(9)さあ、践み切りコースの始まり! 初めは、一人ひとり出発した。 何と言っても、見えない者にとって、ふみ切りは、何となく不気身。陽水の「開かずのふみ切り」・・・では?「山戸さん、行きましょう。」"何となく、気がおもいなあ!'私は、しぶしぶ出発した。
このコースは、思っていたよりすごい。青梅街道まではスムーズに行く事が出来たが、交差点をわたる事がひと苦労。どういうわけか、何回指示を出しても、バーベリーがわたってくれない。数回試してみたが、結果は同じこと。"おかしいなあ、邪魔になる物は何もないはずだが・・・'私は、どうなっているのか?納得がいかなかった。気をとり直して、何度かやり直してみたが、同じ事のくり返し。バーベリーは、ストレートの指示に、レフトに行ってしまう。私は、心の中で、"中橋さんは見ているはずなのに、はやく教えてくれたら良いのに・・・!'と、いらいらした。やがて、中橋さんも見かねたのか?「バーベリーが正しいのです。横断歩道は、もっともっと左側についています。信号を、間違える事はないと信じていましたので、声をかけませんでしたが、もう少し、犬を信頼して下さい。」と注意された。
私は、交差点の事ばかりが気になり、横断歩道の位置までは気が回らなかった。"バーベリー、すまん・すまん!これからも、しっかり頼んだぞ'私達は、気をとり直して歩き出した。

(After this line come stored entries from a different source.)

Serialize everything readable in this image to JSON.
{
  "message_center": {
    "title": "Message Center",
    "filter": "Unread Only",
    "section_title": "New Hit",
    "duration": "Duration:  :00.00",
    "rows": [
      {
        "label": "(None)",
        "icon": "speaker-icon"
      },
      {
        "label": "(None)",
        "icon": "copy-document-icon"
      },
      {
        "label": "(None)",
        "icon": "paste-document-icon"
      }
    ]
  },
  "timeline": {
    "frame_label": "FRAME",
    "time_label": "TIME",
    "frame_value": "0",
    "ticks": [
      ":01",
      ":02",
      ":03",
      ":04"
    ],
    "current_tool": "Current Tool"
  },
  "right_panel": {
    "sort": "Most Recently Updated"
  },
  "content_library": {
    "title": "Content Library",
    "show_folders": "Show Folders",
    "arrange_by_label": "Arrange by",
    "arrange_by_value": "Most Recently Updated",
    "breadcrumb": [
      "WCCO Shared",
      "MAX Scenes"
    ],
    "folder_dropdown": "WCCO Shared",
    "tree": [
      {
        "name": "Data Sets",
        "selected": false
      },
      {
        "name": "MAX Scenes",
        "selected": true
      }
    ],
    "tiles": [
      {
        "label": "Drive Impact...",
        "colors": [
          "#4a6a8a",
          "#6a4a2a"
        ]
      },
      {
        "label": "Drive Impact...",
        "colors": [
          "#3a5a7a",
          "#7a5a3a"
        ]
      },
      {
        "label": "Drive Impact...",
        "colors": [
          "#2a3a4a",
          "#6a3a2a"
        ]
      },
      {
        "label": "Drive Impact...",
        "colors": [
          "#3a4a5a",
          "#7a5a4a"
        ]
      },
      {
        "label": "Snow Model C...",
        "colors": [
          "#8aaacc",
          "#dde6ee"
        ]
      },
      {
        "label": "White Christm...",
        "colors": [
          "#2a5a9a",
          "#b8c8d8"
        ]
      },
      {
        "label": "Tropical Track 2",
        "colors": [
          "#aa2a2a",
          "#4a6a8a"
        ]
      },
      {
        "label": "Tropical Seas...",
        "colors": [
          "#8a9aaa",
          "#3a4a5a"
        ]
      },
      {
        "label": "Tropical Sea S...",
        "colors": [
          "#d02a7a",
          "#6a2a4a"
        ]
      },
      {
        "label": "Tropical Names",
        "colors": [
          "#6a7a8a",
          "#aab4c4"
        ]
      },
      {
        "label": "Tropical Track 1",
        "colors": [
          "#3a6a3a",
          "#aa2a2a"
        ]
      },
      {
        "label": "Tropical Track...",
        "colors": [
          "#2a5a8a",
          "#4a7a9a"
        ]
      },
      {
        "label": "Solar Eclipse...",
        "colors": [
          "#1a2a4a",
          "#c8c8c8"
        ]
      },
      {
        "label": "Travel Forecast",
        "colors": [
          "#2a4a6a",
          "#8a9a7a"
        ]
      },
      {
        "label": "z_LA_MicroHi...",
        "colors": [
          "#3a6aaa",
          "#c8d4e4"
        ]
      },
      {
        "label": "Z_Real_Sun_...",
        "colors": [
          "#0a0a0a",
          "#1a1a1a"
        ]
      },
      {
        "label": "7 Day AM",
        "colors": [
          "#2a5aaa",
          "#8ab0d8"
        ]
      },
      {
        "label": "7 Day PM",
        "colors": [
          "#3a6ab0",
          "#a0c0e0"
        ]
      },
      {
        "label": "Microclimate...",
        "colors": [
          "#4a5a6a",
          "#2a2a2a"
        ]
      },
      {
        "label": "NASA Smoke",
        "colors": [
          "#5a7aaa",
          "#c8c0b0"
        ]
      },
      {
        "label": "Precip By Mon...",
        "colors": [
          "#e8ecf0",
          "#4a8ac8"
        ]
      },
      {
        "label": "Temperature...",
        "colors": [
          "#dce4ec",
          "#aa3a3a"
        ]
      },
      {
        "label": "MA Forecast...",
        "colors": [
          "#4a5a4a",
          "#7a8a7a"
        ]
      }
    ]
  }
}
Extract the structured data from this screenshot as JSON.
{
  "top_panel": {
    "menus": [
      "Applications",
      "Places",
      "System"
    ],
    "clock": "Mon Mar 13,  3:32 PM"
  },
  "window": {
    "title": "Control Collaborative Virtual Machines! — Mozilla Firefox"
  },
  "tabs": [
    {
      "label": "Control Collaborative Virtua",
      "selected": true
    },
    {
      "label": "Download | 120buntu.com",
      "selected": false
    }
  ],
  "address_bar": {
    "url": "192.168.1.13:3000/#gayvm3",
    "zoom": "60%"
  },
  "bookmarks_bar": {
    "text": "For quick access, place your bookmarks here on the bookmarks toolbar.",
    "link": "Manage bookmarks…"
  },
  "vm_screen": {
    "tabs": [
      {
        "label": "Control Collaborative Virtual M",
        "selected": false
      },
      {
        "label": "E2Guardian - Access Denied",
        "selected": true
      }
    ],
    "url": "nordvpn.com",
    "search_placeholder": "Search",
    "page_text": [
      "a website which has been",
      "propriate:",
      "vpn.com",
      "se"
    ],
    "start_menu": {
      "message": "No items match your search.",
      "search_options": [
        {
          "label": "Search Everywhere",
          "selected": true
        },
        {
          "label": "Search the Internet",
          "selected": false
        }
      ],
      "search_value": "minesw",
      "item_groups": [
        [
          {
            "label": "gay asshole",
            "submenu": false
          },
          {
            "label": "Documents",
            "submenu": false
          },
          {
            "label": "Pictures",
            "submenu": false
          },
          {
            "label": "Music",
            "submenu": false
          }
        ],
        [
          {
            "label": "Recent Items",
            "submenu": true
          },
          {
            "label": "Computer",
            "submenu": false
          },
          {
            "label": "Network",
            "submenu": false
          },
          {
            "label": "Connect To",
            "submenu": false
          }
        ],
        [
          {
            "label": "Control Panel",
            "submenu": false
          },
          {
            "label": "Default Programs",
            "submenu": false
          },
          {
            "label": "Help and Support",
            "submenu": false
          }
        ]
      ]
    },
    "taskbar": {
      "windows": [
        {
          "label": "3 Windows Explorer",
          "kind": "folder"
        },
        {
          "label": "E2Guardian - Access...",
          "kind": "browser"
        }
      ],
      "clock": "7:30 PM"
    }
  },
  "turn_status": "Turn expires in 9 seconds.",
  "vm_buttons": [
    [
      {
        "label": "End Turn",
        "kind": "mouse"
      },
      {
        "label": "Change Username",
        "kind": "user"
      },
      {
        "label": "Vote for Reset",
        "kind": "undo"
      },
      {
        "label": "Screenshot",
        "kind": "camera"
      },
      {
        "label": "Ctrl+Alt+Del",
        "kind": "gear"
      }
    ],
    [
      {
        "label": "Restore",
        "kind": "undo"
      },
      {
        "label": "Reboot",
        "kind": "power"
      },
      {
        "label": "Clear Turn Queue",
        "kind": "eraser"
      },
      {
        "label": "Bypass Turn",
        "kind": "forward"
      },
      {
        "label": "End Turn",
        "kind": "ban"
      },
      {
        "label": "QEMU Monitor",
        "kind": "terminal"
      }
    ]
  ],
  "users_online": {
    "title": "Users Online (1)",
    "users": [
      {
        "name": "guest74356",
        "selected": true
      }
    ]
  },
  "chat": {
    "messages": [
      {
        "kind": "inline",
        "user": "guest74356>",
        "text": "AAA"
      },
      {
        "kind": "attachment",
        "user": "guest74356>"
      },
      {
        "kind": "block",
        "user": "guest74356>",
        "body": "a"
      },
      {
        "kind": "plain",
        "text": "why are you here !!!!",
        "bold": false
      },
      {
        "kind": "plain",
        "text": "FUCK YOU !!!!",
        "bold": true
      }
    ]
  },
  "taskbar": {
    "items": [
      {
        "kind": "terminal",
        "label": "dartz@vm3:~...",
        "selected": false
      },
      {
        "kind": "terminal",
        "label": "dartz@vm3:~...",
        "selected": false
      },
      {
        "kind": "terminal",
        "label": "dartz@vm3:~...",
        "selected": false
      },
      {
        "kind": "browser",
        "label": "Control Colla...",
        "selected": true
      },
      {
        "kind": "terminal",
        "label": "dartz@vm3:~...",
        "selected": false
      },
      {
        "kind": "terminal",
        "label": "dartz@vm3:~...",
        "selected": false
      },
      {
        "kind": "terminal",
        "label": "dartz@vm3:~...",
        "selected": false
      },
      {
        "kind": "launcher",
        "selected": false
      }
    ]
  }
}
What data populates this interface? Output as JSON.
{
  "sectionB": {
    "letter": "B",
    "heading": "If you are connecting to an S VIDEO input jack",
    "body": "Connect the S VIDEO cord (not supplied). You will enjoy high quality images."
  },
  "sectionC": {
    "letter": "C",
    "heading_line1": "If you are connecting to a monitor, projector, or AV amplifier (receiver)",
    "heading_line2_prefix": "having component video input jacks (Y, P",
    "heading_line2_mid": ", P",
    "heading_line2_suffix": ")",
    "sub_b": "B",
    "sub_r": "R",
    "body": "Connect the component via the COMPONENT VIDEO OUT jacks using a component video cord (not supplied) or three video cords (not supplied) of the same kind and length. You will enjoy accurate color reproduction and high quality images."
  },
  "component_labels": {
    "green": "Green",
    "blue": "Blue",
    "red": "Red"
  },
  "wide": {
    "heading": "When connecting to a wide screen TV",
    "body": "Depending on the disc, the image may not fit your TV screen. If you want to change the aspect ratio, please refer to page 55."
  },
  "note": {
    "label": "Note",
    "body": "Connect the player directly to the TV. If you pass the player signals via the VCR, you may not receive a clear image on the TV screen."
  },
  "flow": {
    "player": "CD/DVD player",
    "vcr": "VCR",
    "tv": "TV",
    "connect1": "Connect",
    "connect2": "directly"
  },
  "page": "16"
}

「ここは、信号のない交差点です。ここからは、一方通行になっています・・・。」いろいろな説明を聞きながら進み、やっとれいの場所に着いた。地図を、思い出して歩いてみると、"なるほど・なるほど、思っていたよりすごい!' ふみ切りも広いし、車の量も半端じゃない。このコースは、一人歩きの時には、とてもあぶない。青梅街道を過ぎれば、歩道は全くなく、車が建物すれすれに走っている。私は、コースを覚えるのも大変だったが、アイメイトを、左サイドに寄せて歩く事に神経を使い、帰って来たときには、立ちくらみがした。中橋さんは、「お疲れさま!」と言って、肩をたたいてくれた。長年の経験で、生徒の気持ちが手にとるように解って胃る。
私は、帰ってからも、しばらくは、緊張がとれなかった。これから、シャバ!に出るためには、どうしてもクリアーしなければならない。"よくまあ、こんなコースを探して来たものだ!'あー、はやくお街に出たい。